Here's where I am confused:
Background I have a data set with a series of sentence tuples (s1, s2). I have a Bidi lstm for each of them and I would like to attend on the two sequences s1, and s2 before I send them off to a linear layer -- I would also like to do this in a batch setting though the pseudo code below is written in a per instance (i.e. per s1,s2 tuple) forward pass.
Something like this (not working code -- pseudo code)
combined_input_2_attention=torch.cat((s1_lstm_out, s2_lstm_out), 0)
attn_applied = torch.bmm(attention_alphas.unsqueeze(0),
where s1_lstm_out and s2_lstm_out are the outputs of sending one s1, s2 tuple in the forward pass.

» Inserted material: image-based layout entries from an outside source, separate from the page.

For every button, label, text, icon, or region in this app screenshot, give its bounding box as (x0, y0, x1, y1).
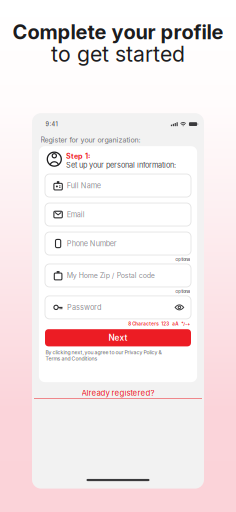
staticText: Phone Number (67, 239, 117, 248)
staticText: By clicking next, you agree to our Priva… (45, 349, 161, 362)
staticText: Already registered? (82, 388, 154, 398)
staticText: 123 (161, 321, 169, 327)
staticText: 9:41 (45, 121, 57, 128)
staticText: Set up your personal information: (66, 161, 176, 170)
button[interactable]: Phone Number (45, 232, 191, 255)
staticText: to get started (51, 41, 185, 67)
staticText: Password (67, 303, 101, 312)
staticText: Email (67, 210, 85, 219)
staticText: Optional (175, 257, 190, 262)
staticText: Full Name (67, 181, 101, 190)
staticText: aA (172, 321, 178, 327)
staticText: 8 Characters (128, 321, 158, 327)
staticText: Step 1: (66, 152, 90, 160)
staticText: Register for your organization: (41, 136, 141, 144)
button[interactable]: Full Name (45, 174, 191, 197)
staticText: My Home Zip / Postal code (67, 271, 155, 280)
staticText: */-+ (181, 321, 190, 327)
staticText: Complete your profile (12, 20, 224, 44)
button[interactable]: Password (45, 296, 191, 319)
staticText: Next (108, 333, 128, 343)
button[interactable]: Already registered? (32, 386, 204, 401)
button[interactable]: My Home Zip / Postal code (45, 264, 191, 287)
staticText: Optional (175, 289, 190, 294)
button[interactable]: Email (45, 203, 191, 226)
button[interactable]: Next (45, 329, 191, 346)
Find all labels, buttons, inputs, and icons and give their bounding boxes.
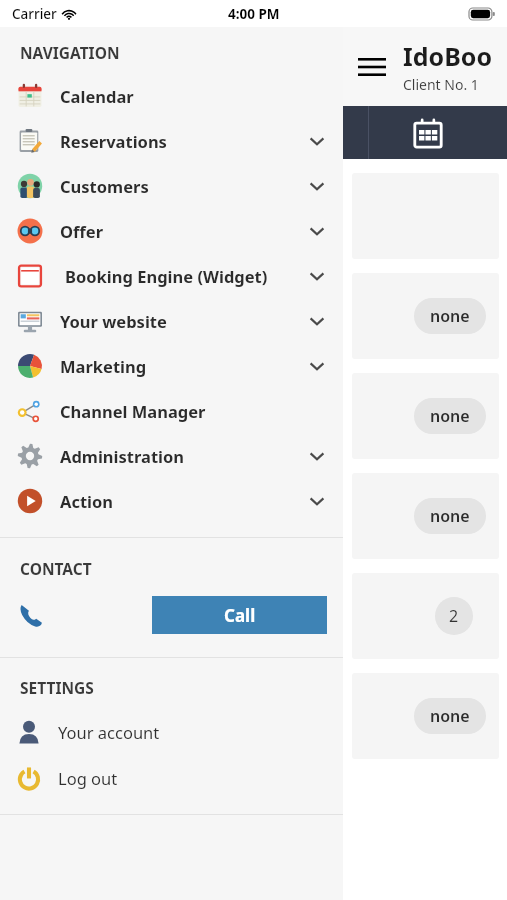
staticText: 4:00 PM — [228, 5, 280, 23]
staticText: Your website — [60, 310, 309, 332]
button[interactable]: 2 — [352, 573, 499, 659]
button[interactable]: Calendar — [0, 73, 343, 118]
staticText: Marketing — [60, 355, 309, 377]
button[interactable]: Channel Manager — [0, 388, 343, 433]
button[interactable]: Calendar tab — [368, 106, 488, 159]
staticText: Customers — [60, 175, 309, 197]
staticText: 2 — [449, 605, 459, 627]
staticText: Booking Engine (Widget) — [65, 265, 309, 287]
staticText: Call — [224, 604, 256, 627]
button[interactable]: Log out — [0, 758, 343, 798]
staticText: Carrier — [12, 5, 57, 23]
staticText: Your account — [58, 721, 160, 743]
button[interactable]: Call phone — [0, 595, 62, 635]
staticText: Administration — [60, 445, 309, 467]
button[interactable]: none — [352, 473, 499, 559]
button[interactable]: Offer — [0, 208, 343, 253]
staticText: Channel Manager — [60, 400, 309, 422]
button[interactable]: Open navigation menu — [355, 50, 389, 84]
staticText: IdoBoo — [403, 39, 493, 73]
staticText: Offer — [60, 220, 309, 242]
staticText: none — [430, 405, 470, 427]
button[interactable]: Customers — [0, 163, 343, 208]
staticText: Action — [60, 490, 309, 512]
button[interactable]: Marketing — [0, 343, 343, 388]
staticText: none — [430, 505, 470, 527]
button[interactable]: none — [352, 373, 499, 459]
button[interactable]: Action — [0, 478, 343, 523]
button[interactable]: Administration — [0, 433, 343, 478]
staticText: none — [430, 705, 470, 727]
button[interactable]: none — [352, 673, 499, 759]
staticText: Reservations — [60, 130, 309, 152]
staticText: NAVIGATION — [20, 42, 120, 63]
staticText: SETTINGS — [20, 677, 94, 698]
staticText: Log out — [58, 767, 118, 789]
button[interactable]: Reservations — [0, 118, 343, 163]
staticText: Client No. 1 — [403, 75, 479, 94]
staticText: Calendar — [60, 85, 309, 107]
staticText: none — [430, 305, 470, 327]
button[interactable]: Booking Engine (Widget) — [0, 253, 343, 298]
staticText: CONTACT — [20, 558, 92, 579]
button[interactable]: Your website — [0, 298, 343, 343]
button[interactable]: Your account — [0, 712, 343, 752]
button[interactable]: Call — [152, 596, 327, 634]
button[interactable]: none — [352, 273, 499, 359]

Q1. If this was batched -- Do the attention weights (alphas) need to be in dimensions of length of the max sequence length (s1+s2 since I am concatenating) per batch(?) or globally?. I doubt this is something can be per batch -- because how would i initialize the dimensions of the linear layer that does the attention?
Q2 Either way I need to have a packed sequence for the two LSTMs before I attend over them or concatenate them -- but the problem is padding requires them to be sorted individually.
I read the answer of using sort but I could not follow it completely.
Here's what I understood from the post above:
1) I take a set of tuples (s1, s2). Sort them individually using tensor.sort and keep track of their original indices.
2) Individually pack s1 and s2 into padded sequences based on their individual max lengths per batch and send it to my forward pass
3) At the end of it -- I return my outputs by reverse mapping them based on the sorted order generated in (1)? If yes, wouldn't the network have seen an instance of s1 and s2 in different orders from my original -- why is this correct/why does this work? What am I missing?
Any leads /clarification would be extremely helpful! Thanks!